Protest at Chancellor Gora’s Office


Protest at Gora´s Office

Natalia Cooper

Parents and children from the UMass Boston Early Learning Center (ELC) made their way up to Chancellor Jo Ann Gora’s office last week to protest the university’s withdrawal of funds from the center. After an emergency meeting of staff and parents the night before, parents came to UMass on Thursday, April 25, children in tow, to increase visibility for the center’s dilemma.

The university has decided to pull out almost $250,000 worth of funding to the center, which provides day care services for 22 current UMass students, 9 UMB staff members, and 4 former students. If the center is forced to close its doors, 11 teachers at the center and 9 work-study students will lose their jobs. In addition to the action here at UMass on April 25, parents were on hand at the state house later in the day to protest university-wide cuts. They also plan to attend another rally at the state house on May 6, to protest cuts in social services across the state. Parents and teachers have started a petition and set up phone trees to contact senators and representatives.

The group met in the Quinn Administration Building lobby at 10:00 AM. They reconvened outside the chancellor’s office on the third floor, about twenty minutes later. They were seeking an audience with the chancellor. The twenty or so protesters were holding signs and singing, “We are UMass, mighty, mighty UMass.”

“I’m going to tell Chancellor Gora she can’t close down my center,” said Siena, a three year old, one of 13 toddlers currently enrolled at the center.

Shortly after 10:30 AM, Chancellor Gora arrived at the office. She pushed her way past the crowd, went into her office, and promptly shut the door. She refused to speak with the protestors. A few minutes later someone in her office called Campus Safety, after demanding once that the protestors leave the chancellor’s office.

Campus Safety officials arrived moments later, with approximately a half dozen officers. One representative from Campus Safety said, “You want to meet with the chancellor? She won’t even meet with me one on one.”

The officer went on to tell parents that if they did not leave the office they would be arrested. He then asked if they knew what happens to kids when their parents get locked up. The officer then answered his own question by saying, DSS. The thirty or so protestors, did leave the office, but continued to walk through the UMass campus holding signs and singing the “Mighty, Mighty UMass” song.

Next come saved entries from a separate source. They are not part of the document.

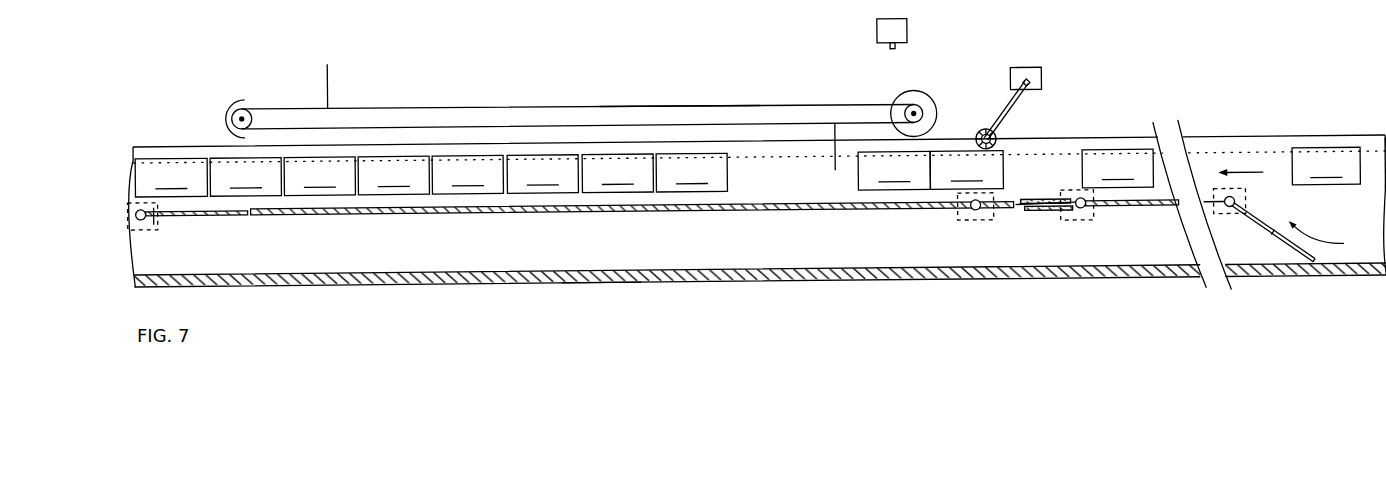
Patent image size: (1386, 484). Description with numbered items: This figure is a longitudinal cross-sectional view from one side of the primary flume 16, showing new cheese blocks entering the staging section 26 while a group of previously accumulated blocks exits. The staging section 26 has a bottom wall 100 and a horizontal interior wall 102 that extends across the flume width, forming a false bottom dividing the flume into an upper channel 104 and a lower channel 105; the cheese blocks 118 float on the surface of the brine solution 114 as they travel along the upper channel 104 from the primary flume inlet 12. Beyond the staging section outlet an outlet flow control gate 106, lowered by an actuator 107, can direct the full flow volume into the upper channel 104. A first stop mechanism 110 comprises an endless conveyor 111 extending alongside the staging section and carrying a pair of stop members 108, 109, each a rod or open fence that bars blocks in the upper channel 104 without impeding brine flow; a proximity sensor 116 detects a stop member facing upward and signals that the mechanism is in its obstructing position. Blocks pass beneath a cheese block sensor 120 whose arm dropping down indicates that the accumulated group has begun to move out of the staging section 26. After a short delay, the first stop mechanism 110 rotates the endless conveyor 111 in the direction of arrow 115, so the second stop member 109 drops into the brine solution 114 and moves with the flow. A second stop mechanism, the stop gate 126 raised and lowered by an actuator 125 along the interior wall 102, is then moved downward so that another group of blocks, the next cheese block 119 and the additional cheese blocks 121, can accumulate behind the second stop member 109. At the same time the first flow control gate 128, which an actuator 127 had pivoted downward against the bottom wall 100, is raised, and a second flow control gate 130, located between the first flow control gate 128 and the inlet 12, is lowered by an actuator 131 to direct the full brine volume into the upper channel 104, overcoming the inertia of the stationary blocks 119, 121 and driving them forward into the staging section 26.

The primary flume inlet 12 is at (1382, 147).
The primary flume 16 is at (170, 144).
The staging section 26 is at (597, 294).
The bottom wall 100 is at (440, 287).
The horizontal interior wall 102 is at (538, 216).
The upper channel 104 is at (777, 196).
The lower channel 105 is at (777, 257).
The outlet flow control gate 106 is at (228, 219).
The actuator 107 is at (147, 231).
The stop member 108 is at (329, 92).
The second stop member 109 is at (835, 154).
The first stop mechanism 110 is at (537, 106).
The endless conveyor 111 is at (688, 111).
The brine solution 114 is at (1243, 163).
The arrow 115 is at (248, 96).
The proximity sensor 116 is at (879, 47).
The cheese blocks 118 is at (431, 175).
The next cheese block 119 is at (894, 170).
The cheese block sensor 120 is at (1032, 77).
The additional cheese blocks 121 is at (1145, 168).
The actuator 125 is at (1084, 229).
The stop gate 126 is at (1042, 209).
The actuator 127 is at (960, 229).
The first flow control gate 128 is at (1042, 221).
The second flow control gate 130 is at (1278, 246).
The actuator 131 is at (1245, 203).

No teachers from the ELC were present at the chancellor’s office. Teachers could not accompany the parents and children, because of a memo from Dean of Student Affairs Stephanie Janey dated April 24. The memo was hand-delivered the same day by Chris Hogan, from Janey’s office. It was addressed to Interim Director Sandra Bispham-Parkin and referred to “demonstrations planned on campus to protest against the proposed cuts to the Child Care budget.” Janey wrote in the memo, “I am instructing you not to bring the Early Learning Center staff or the children who are under your care to campus for these demonstrations.” The letter also suggested that Bispham-Parkin encourage parents “to seek an alternate way to express their concerns.”

When asked about the letter later on, Janey said, “It was instructing them not to come on campus. Yes, of course, it puts me in an awkward position, but I was caught between a rock and a hard place and that needed to happen.” Janey admitted that while she does have some control over the staff, she has no control over parents.